Abstract
Type 1 diabetes has been associated with an increased frequency of activated T cells and T-cell hyperactivity to non-specific and disease-specific stimuli including the islet autoantigen glutamic acid decarboxylase 65 (GAD). To address whether T-cell hyperactivity is genetic or acquired we measured whole blood cytokines in vitro in response to GAD or tetanus in 18 identical twin pairs, nine discordant for type 1 diabetes. In addition, the activity of 2′, 5′ oligoadenylate synthetase (OAS) in blood mononuclear cells was measured as a marker of viral infection. Interleukin-2 (IL-2) basally and IL-2 and interferon-γ (IFN-γ) in response to GAD, were detected more frequently and at higher levels in diabetic compared to non-diabetic twins. IL-10 was not different between groups. OAS activity was increased in diabetic compared to non-diabetic twins and showed a correlation with basal IL-2 and GAD-stimulated IFN-γ and IL-10. These findings suggest that T-cell hyperactivity in type 1 diabetes is an acquired trait and could reflect persisting virus expression.
Introduction
Discordance for type 1 diabetes in the majority of identical twins1–3 implies that environmental agents as well as genes contribute to pathogenesis.
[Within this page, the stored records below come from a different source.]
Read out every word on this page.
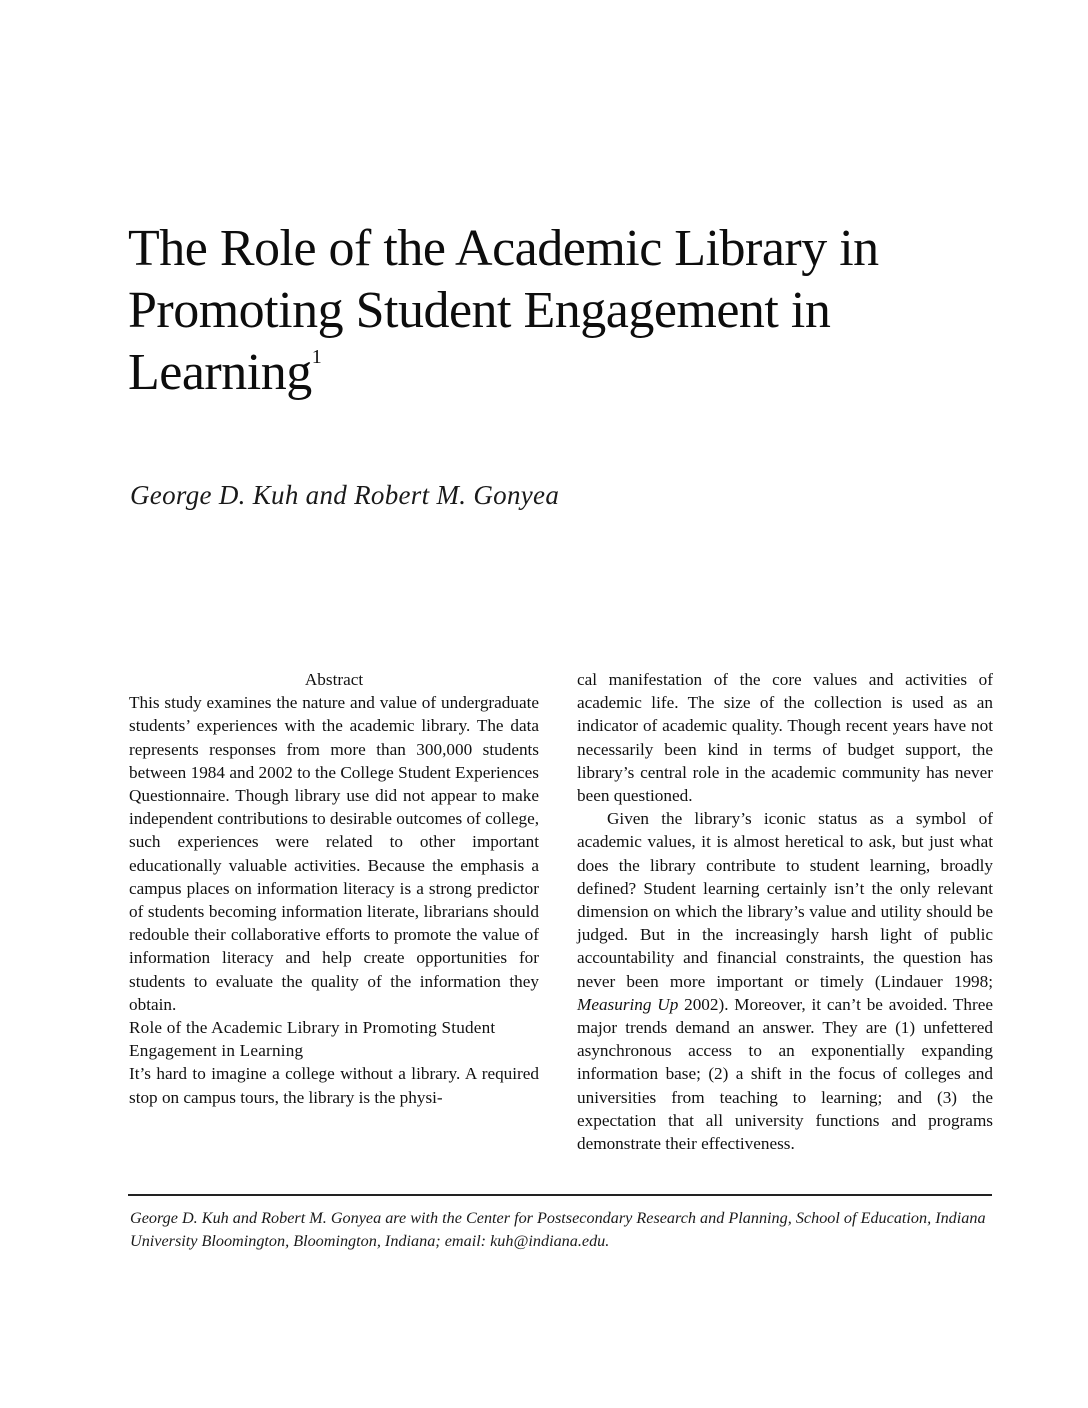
The Role of the Academic Library in Promoting Student Engagement in Learning$^1$

George D. Kuh and Robert M. Gonyea

Abstract

This study examines the nature and value of undergraduate students’ experiences with the academic library. The data represents responses from more than 300,000 students between 1984 and 2002 to the College Student Experiences Questionnaire. Though library use did not appear to make independent contributions to desirable outcomes of college, such experiences were related to other important educationally valuable activities. Because the emphasis a campus places on information literacy is a strong predictor of students becoming information literate, librarians should redouble their collaborative efforts to promote the value of information literacy and help create opportunities for students to evaluate the quality of the information they obtain.

Role of the Academic Library in Promoting Student Engagement in Learning

It’s hard to imagine a college without a library. A required stop on campus tours, the library is the physi-

cal manifestation of the core values and activities of academic life. The size of the collection is used as an indicator of academic quality. Though recent years have not necessarily been kind in terms of budget support, the library’s central role in the academic community has never been questioned.

Given the library’s iconic status as a symbol of academic values, it is almost heretical to ask, but just what does the library contribute to student learning, broadly defined? Student learning certainly isn’t the only relevant dimension on which the library’s value and utility should be judged. But in the increasingly harsh light of public accountability and financial constraints, the question has never been more important or timely (Lindauer 1998; Measuring Up 2002). Moreover, it can’t be avoided. Three major trends demand an answer. They are (1) unfettered asynchronous access to an exponentially expanding information base; (2) a shift in the focus of colleges and universities from teaching to learning; and (3) the expectation that all university functions and programs demonstrate their effectiveness.

George D. Kuh and Robert M. Gonyea are with the Center for Postsecondary Research and Planning, School of Education, Indiana University Bloomington, Bloomington, Indiana; email: kuh@indiana.edu.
Epidemiological evidence is consistent with a pathogenic role for enteroviruses4 and rotavirus,5 but the only virus unequivocally associated with human type 1 diabetes is rubella acquired in utero.6 Evidence for persisting virus expression is suggested by the finding of increased activity of the virus- and interferon α/β-inducible enzyme 2′5′ oligoadenylate synthase (OAS) in blood mononuclear cells of people with type 1 diabetes.7 People with type 1 diabetes and prediabetic identical twins have been shown to have an increased frequency of activated T cells8–12 and T-cell hyperactivity to the islet autoantigen glutamic acid decarboxylase (GAD) as well as to non-specific stimuli.13 However, it is unknown whether this state of T-cell hyperactivity is genetic or acquired. The answer could lead to further insights into pathogenesis. Amino acid sequence similarities between GAD and Coxsackie viruses14–16 or rotavirus17,18 raise the possibility that T-cell hyperactivity to GAD could be acquired by molecular mimicry with viruses.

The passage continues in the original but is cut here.